Last Monday, April 8, 2013 just one night after the start of the new season of Mad Men, A.C.T.’s new performance space, The Costume Shop unveiled its own nostalgic blast from the past — the latest in a fleet of mid-century sleek and candy-colored cigarette machines.
These antique carcinogen delivery systems have been disarmed and reclaimed by North Carolinian artist Clark Whittington. They are now Art-o-mat® machines — repurposed cigarette vending machines that dispense art and are, in and of themselves, art.
With geographically poetic justice, Whittington installed his first Art-o-mat® in Winston-Salem in 1997. As part of his art show in a café, he used a recently-banned cigarette vending machine to dispense black and white photos mounted on blocks the size of cigarette packs. They sold for a buck a piece.
Since then, Whittington has salvaged over one hundred old machines from the dustbin –- or the ashtray –- of history. In robin’s egg blue or roadster red, these retro classics are eye-catching eye-candy, like a vintage jukebox or a pinball machine. Whittington salvaged dozens of these defunct machines, revamped, and repurposed them as a conduit for public access to art ownership and art commerce.

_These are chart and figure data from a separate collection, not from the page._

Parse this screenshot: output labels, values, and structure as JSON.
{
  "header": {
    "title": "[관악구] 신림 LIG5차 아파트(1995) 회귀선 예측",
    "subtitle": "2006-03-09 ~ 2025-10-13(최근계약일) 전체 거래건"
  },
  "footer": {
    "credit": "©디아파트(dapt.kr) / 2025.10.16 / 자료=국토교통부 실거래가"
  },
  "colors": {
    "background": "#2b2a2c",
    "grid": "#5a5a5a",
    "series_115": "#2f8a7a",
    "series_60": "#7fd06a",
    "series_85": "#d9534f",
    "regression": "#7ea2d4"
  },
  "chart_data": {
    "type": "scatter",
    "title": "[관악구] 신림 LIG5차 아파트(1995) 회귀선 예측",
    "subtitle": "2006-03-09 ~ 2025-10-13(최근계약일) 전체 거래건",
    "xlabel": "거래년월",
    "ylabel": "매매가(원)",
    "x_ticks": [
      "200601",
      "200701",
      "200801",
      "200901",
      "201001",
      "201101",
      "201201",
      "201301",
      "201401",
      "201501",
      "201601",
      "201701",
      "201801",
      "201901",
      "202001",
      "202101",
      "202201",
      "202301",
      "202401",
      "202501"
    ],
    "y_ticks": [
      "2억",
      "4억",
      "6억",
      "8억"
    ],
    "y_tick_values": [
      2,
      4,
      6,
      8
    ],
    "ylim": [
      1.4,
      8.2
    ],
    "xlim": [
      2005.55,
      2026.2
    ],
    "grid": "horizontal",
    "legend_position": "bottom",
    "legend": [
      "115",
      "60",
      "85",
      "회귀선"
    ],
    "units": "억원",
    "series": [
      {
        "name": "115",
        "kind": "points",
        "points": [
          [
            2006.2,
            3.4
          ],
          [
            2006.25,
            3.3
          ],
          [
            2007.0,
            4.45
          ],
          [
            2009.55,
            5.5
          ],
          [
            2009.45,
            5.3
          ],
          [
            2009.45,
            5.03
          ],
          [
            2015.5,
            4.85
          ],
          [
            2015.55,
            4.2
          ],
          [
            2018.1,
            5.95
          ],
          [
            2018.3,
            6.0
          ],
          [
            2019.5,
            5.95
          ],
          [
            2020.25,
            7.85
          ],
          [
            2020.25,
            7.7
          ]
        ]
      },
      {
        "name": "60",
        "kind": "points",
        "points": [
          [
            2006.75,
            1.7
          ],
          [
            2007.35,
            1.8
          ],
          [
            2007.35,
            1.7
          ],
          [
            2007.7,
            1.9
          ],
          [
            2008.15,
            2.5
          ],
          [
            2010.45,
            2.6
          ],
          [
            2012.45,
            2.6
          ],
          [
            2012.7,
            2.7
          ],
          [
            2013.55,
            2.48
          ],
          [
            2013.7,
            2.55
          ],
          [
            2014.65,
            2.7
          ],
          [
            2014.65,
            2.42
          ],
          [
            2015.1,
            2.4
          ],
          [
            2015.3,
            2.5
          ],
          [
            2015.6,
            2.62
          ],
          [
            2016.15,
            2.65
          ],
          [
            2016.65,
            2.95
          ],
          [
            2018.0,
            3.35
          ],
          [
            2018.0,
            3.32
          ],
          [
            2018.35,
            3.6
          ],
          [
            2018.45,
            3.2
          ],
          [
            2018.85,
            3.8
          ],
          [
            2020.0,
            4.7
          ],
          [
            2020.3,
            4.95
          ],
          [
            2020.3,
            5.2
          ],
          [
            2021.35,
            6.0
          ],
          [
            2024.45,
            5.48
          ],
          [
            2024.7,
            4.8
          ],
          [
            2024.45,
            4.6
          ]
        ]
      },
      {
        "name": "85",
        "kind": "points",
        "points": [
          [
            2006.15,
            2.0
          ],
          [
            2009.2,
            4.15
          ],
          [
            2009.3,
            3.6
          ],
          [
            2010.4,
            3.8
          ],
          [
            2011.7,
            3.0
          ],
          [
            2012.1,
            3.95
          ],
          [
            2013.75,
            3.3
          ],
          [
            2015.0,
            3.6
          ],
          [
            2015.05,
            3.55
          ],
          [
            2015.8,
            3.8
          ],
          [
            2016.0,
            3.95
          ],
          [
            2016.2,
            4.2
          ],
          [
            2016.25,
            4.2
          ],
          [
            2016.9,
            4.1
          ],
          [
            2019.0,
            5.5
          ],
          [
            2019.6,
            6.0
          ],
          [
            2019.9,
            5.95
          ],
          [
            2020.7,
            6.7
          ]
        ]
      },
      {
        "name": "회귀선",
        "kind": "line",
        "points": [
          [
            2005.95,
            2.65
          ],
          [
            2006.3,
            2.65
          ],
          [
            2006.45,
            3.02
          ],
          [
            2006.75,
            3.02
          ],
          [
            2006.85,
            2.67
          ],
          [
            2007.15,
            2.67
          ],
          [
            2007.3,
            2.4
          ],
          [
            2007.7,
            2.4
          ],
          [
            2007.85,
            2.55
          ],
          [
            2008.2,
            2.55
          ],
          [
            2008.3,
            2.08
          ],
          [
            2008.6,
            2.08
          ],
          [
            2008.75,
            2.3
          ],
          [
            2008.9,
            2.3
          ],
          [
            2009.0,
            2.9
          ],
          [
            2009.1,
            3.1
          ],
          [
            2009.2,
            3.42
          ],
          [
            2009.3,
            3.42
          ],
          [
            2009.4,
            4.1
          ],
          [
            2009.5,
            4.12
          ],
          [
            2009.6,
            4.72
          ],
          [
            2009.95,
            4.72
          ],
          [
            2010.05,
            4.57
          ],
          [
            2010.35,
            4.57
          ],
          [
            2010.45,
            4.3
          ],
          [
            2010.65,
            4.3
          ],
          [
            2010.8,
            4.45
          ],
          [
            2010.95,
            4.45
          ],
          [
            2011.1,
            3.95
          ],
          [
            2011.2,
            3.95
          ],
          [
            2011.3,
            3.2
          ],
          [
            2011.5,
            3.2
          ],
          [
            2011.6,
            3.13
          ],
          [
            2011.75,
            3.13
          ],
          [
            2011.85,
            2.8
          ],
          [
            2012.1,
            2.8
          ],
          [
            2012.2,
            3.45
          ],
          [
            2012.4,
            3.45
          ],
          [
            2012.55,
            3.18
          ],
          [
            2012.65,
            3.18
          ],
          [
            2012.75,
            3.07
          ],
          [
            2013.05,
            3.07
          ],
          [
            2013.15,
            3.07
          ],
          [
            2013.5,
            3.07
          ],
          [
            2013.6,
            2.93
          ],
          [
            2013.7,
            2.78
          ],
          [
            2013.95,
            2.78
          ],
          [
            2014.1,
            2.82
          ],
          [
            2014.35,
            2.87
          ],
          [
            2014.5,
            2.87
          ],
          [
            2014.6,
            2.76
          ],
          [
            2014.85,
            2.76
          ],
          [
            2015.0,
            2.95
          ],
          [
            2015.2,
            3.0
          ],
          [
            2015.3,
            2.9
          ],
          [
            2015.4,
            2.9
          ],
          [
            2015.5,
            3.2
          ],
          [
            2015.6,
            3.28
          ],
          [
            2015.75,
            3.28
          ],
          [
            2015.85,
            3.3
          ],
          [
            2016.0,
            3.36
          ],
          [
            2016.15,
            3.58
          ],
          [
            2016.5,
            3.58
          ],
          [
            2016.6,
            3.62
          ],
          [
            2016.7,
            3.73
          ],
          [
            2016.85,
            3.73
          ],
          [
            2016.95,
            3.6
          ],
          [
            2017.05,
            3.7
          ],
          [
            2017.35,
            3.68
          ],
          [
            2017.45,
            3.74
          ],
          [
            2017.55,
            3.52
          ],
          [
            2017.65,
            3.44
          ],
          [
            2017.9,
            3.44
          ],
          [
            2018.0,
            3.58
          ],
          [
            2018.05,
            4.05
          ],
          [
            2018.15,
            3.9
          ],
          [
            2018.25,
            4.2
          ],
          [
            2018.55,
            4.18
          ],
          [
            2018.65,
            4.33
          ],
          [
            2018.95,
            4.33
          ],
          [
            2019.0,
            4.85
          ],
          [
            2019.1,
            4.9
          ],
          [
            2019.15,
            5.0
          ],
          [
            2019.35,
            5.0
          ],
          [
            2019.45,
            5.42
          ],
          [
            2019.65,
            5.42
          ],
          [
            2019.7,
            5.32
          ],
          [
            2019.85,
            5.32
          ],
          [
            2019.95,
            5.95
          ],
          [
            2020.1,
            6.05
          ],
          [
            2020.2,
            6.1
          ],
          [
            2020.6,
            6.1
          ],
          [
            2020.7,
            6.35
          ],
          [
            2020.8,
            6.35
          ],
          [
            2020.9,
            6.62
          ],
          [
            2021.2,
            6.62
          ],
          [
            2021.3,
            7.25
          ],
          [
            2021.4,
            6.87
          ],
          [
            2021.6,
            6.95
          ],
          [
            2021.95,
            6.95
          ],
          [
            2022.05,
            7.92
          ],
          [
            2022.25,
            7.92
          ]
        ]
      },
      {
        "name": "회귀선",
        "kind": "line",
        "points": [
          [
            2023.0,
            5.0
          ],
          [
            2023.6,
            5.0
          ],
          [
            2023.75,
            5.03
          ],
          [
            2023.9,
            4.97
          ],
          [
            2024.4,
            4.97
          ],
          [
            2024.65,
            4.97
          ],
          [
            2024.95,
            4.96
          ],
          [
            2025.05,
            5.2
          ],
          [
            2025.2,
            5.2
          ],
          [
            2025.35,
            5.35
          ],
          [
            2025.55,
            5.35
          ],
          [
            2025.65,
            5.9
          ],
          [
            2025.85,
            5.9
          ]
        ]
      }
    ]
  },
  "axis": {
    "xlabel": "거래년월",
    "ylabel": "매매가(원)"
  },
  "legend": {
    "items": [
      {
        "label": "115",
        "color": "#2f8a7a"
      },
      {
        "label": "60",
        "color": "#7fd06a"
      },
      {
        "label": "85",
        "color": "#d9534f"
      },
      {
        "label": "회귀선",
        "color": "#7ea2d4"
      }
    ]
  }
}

In order to manage the growing number of Art-o-mat® machines, Whittington teamed up with other local artists and they formed the groupArtists in Cellophane (AIC) which sponsors the Art-o-mat® organization. Machines are installed across the country, including in the Whitney Museum of American Art in New York and the National Portrait Gallery in Washington, D.C. And there are several in Las Vegas, where one inebriated smoker, Whittington recounted, woke the next morning to find art on his night table, instead of the cigarettes he thought he had purchased.